Colours

Archaic Colours

Our colour palette for Jocasta’s website consists of interchangeable bright blue and red tones. This chromatic choice was not accidental. Greek temples and sculptures have been preserved till nowadays in a radiant white – a special characteristic of the precious marble quarried throughout Greece that has the quality of reflecting the blinding brightness of the Greek light. The white quality of Greek sculpture was exalted as the artistic instantiation of the sublime and the pure undifferentiated ideal beauty, distinctive from painting and mere decoration, in the neo-classical aesthetics of the 18th century (e.g. Winckelmann, Lessing cf. later Hegel and even later Pater). This aesthetic appreciation of the white colour was implicitly manipulated inter alia as the ideological basis for the justification of the supremacy of white skin–and by extension race–concurrently and in the following centuries. The spectre of the fragmented white marble ruins is still haunting the 20th- and 21st-century culture leading to the ancient Greek world being less represented than the Roman in contemporary mass media such as cinema partially due to its connotations with exclusionary intellectualism.

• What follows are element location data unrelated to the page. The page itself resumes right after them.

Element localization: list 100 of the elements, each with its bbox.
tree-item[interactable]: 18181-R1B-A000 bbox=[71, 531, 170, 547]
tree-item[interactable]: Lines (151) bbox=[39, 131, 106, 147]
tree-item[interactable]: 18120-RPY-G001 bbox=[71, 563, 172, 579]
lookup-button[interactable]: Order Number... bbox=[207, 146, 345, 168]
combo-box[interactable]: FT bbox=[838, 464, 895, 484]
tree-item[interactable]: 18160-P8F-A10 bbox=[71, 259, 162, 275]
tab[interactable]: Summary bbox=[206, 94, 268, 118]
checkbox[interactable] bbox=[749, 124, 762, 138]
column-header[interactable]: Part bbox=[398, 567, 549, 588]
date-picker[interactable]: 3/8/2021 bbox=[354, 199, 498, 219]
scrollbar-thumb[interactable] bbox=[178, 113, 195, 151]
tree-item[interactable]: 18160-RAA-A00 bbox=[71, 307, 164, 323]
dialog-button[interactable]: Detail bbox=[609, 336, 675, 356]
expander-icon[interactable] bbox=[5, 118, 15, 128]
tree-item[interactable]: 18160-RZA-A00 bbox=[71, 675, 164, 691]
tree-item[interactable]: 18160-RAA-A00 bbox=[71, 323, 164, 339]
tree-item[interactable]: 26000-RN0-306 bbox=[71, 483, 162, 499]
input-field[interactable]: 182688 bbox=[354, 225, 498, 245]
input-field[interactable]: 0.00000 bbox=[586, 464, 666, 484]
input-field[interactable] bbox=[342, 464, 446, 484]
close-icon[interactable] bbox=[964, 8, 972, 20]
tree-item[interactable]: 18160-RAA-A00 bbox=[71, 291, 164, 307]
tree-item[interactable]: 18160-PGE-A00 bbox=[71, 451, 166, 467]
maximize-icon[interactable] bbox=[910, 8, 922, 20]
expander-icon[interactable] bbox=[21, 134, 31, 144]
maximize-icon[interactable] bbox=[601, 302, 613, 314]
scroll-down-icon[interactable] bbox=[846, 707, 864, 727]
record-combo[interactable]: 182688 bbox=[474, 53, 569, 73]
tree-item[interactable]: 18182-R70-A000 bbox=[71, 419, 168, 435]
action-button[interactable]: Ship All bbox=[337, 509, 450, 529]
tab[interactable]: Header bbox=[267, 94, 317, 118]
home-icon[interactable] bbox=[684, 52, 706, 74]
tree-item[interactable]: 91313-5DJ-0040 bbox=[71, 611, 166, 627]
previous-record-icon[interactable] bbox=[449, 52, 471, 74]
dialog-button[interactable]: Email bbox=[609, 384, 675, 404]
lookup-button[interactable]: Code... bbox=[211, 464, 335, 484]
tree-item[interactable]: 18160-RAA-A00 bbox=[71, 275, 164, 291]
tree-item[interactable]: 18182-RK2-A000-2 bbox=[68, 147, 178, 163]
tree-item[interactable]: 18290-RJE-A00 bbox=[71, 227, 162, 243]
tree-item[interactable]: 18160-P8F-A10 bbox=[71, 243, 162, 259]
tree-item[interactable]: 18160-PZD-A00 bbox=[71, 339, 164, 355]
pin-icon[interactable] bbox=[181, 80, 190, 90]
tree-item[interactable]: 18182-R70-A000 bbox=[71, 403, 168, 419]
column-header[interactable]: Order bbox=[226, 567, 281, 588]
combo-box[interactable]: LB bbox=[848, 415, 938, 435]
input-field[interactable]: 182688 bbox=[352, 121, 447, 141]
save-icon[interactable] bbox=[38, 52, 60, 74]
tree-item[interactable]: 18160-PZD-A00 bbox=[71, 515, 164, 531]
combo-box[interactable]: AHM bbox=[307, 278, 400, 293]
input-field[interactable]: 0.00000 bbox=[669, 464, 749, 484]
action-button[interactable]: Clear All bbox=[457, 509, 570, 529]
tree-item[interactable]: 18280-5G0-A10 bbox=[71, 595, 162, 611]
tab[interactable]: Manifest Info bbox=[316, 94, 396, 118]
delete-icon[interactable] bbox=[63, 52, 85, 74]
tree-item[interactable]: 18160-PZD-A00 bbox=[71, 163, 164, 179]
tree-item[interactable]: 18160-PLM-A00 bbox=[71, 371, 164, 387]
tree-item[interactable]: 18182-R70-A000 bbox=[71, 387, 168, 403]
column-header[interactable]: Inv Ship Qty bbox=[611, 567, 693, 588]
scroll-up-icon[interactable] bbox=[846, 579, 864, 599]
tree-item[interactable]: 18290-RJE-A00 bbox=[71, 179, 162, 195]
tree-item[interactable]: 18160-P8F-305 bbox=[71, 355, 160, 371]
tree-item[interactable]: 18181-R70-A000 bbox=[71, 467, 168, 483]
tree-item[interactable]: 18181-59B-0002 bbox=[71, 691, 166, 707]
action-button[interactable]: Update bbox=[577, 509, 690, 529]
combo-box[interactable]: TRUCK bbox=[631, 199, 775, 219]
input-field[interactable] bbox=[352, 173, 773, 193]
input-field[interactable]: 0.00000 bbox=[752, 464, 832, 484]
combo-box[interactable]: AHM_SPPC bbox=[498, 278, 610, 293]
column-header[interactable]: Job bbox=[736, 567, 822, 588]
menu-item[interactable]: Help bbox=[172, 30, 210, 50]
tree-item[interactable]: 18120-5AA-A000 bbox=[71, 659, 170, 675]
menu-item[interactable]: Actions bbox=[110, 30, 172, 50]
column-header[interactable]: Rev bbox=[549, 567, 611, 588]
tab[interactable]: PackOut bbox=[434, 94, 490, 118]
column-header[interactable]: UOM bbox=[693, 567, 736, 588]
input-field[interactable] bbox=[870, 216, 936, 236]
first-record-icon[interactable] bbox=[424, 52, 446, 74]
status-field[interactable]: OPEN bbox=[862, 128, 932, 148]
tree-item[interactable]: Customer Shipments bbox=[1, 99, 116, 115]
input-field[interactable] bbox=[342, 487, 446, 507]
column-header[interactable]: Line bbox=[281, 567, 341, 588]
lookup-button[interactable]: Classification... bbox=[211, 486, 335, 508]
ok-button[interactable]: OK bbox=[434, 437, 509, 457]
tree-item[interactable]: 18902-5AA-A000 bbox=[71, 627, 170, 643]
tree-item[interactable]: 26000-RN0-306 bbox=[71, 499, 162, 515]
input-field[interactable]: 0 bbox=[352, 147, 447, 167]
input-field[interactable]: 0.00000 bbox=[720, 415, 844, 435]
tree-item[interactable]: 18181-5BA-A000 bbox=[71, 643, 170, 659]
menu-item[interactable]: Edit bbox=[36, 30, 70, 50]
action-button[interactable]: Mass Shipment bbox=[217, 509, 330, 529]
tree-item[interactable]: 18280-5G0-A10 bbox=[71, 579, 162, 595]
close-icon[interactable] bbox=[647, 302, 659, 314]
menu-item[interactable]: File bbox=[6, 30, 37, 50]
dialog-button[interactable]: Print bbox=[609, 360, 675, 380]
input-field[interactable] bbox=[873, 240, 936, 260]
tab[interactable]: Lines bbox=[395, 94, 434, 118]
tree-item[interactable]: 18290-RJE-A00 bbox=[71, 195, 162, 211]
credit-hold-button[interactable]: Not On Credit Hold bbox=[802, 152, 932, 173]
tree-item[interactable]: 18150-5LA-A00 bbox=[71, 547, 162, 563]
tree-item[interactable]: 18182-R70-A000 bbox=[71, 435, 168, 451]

Modern scientific methods and technological advances have contributed to the unravelling of a distilled uniform visual imagery of Ancient Greece suggesting the potentiality of colour existence on marble surfaces. This overwhelming and debatable colourful reconstruction of the ancient world incites us to re-negotiate our notion of classical aesthetics and rethink to what extent our conceptualisation of Greek antiquity is a modern construal. Inspired from the exhibition organized by the Acropolis Museum on the reconstruction of the colours of archaic sculptures in 2012, we have selected the recurrent in chromatic restorations bright blue and red as the basic colours of Jocasta’s website. In this direction, we hope that, through the project’s multilateral research activities, the plurality of voices inherent in the Classical Reception will emerge, pointing not to a static one-dimensional monochromic surface but to a dynamic divergent mosaic.